83. ÖYKÜ
Yeruşalim’in Surları
BURADA yürütülen işe bak. İsrailliler Yeruşalim’in duvarlarını yapmakla meşguller. Kral Nebukadnetsar, 152 yıl önce Yeruşalim’i harap ettiği zaman surlarını yıkmış ve şehrin kapılarını yakmıştı. Fakat İsrailliler Babil’den yurtlarına döner dönmez surları yeniden yapmamışlardı.
İsraillilerin bunca yıl boyunca sursuz bir şehirde yaşarken, neler hissetmiş olduklarını tahmin edebilir misin? Kendilerini güvenlikte hissetmiyorlardı. Düşmanları kolayca şehre girebilir ve onlara saldırabilirlerdi. Fakat şimdi Nehemya adlı bu adam, surları yeniden yapmaları için İsraillilere yardım ediyor. Nehemya’nın kim olduğunu biliyor musun?
Nehemya, Mordekay ve Ester’in yaşadığı Şuşan şehrinden gelen bir İsraillidir. Nehemya kralın sarayında çalışıyordu, bu nedenle belki Mordekay ve kraliçe Ester’in iyi bir dostuydu. Fakat Mukaddes Kitap, Nehemya’nın Ester’in kocası kral Ahaşveroş için çalışmış olduğunu söylemiyor. Nehemya daha sonraki kral Artakserkses için çalışıyordu.
Artakserkses’in, Ezra’ya Yehova’nın mabedinin onarımı için Yeruşalim’e götürdüğü onca parayı veren iyi kral olduğunu unutmayalım. Fakat Ezra şehrin yıkılan surlarını yaptırmamıştı. Nehemya’nın bu işi nasıl yaptırdığını görelim.
Artakserkses’in mabedin onarımı için Ezra’ya o parayı vermesinin üzerinden 13 yıl geçer. Nehemya, şimdi kral Artakserkses’in başsakisidir. Yani krala şarabını vermek ve kimsenin kralı zehirlemeye kalkışmadığından emin olmakla sorumludur. Bu, çok önemli bir görevdir.
Bir gün, Nehemya’nın erkek kardeşi Hanani ve İsrail diyarından başka adamlar Nehemya’yı ziyarete gelirler. Ona, İsraillilerin içinde bulundukları sıkıntıyı ve Yeruşalim’in surlarının hâlâ yıkık durumda olduğunu anlatırlar. Bunlar, Nehemya’yı çok üzer ve bu yüzden Yehova’ya dua eder.

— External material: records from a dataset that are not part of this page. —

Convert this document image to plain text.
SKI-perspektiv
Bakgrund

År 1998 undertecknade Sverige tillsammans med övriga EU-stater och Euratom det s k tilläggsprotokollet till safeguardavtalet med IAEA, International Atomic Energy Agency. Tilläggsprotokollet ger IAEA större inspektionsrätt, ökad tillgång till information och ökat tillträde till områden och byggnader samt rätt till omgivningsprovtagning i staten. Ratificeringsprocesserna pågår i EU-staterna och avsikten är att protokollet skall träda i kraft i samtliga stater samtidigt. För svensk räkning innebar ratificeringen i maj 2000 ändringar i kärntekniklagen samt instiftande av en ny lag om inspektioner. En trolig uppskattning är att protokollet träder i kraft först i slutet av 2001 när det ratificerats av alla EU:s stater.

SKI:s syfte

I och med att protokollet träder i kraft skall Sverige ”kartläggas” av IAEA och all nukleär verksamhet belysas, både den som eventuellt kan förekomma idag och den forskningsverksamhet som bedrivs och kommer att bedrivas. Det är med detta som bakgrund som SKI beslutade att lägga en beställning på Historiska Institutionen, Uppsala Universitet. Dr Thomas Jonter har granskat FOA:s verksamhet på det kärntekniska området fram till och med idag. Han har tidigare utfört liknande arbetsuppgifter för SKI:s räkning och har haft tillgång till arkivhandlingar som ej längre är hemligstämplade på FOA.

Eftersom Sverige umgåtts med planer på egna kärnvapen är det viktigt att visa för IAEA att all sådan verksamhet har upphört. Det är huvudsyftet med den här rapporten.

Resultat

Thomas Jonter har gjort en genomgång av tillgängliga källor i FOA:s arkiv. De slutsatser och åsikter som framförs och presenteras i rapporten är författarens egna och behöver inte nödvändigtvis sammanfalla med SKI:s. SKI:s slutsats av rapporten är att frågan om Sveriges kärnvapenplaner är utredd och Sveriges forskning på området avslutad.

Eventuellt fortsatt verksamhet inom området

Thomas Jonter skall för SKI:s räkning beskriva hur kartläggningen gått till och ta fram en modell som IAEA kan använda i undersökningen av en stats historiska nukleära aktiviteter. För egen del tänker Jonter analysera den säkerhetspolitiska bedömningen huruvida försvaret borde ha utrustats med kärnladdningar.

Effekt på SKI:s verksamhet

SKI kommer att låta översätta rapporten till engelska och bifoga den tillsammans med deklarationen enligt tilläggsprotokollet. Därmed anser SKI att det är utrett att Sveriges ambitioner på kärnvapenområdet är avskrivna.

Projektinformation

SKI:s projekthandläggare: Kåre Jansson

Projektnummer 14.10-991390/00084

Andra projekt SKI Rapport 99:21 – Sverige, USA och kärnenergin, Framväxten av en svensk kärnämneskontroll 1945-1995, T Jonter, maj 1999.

Bir gün kral, Nehemya’nın üzgün olduğunu fark eder ve ona, ‘neden bu kadar üzgünsün?’ diye sorar. Nehemya ona, Yeruşalim’in içinde bulunduğu kötü durumdan ve surların yıkık olmasından dolayı üzgün olduğunu anlatır. Kral ona, ‘ne istiyorsun?’ der.
Nehemya, ‘beni Yeruşalim’e gönder de, onun surlarını yeniden yaptırayım’ der. Kral Artakserkses çok iyi biridir. Nehemya’ya ‘gidebilirsin’ der ve yapım işi için gerekli olan kerestelerin verilmesine yardımcı olur. Nehemya Yeruşalim’e geldikten kısa bir süre sonra halka planlarını açıklar. Onlar Nehemya’nın fikrini beğenirler ve ‘yapmaya başlayalım’ derler.
İsraillilerin düşmanları surların yapıldığını öğrenince ‘gidip onları öldürelim ve yapım işini durduralım’ derler. Fakat Nehemya bunu duyar ve işçilere kılıç ve kalkan dağıtır. Onlara, ‘düşmanlarınızdan korkmayın. Kardeşleriniz, çocuklarınız, karılarınız ve evleriniz için savaşın’ der.
İsrailliler çok yiğitlik gösterirler. Silahlarını gece gündüz yanlarında hazır tutar ve yapıma devam ederler. Böylece 52 günde surlar tamamlanır. Artık kavim kendisini surların içinde güvenlikte hissetmektedir. Nehemya ve Ezra kavme Tanrı’nın yasalarını öğretirler ve kavim çok mutlu olur.
Fakat yine de durum, İsraillilerin Babil’e esarete götürülmesinden önceki duruma benzemez. Millet, Pers kralı tarafından yönetilmekte ve ona hizmet etmek zorundadır. Fakat Yehova yeni bir kral göndereceğine ve bu kralın insanlara barış getireceğine söz vermiştir. Bu kral kimdir? Yeryüzüne nasıl barış getirecektir? Bu konuda daha fazla bilgi almadan önce 450 yıl geçer. O zaman çok önemli bir doğum olur. Fakat bu, başka bir öyküdür.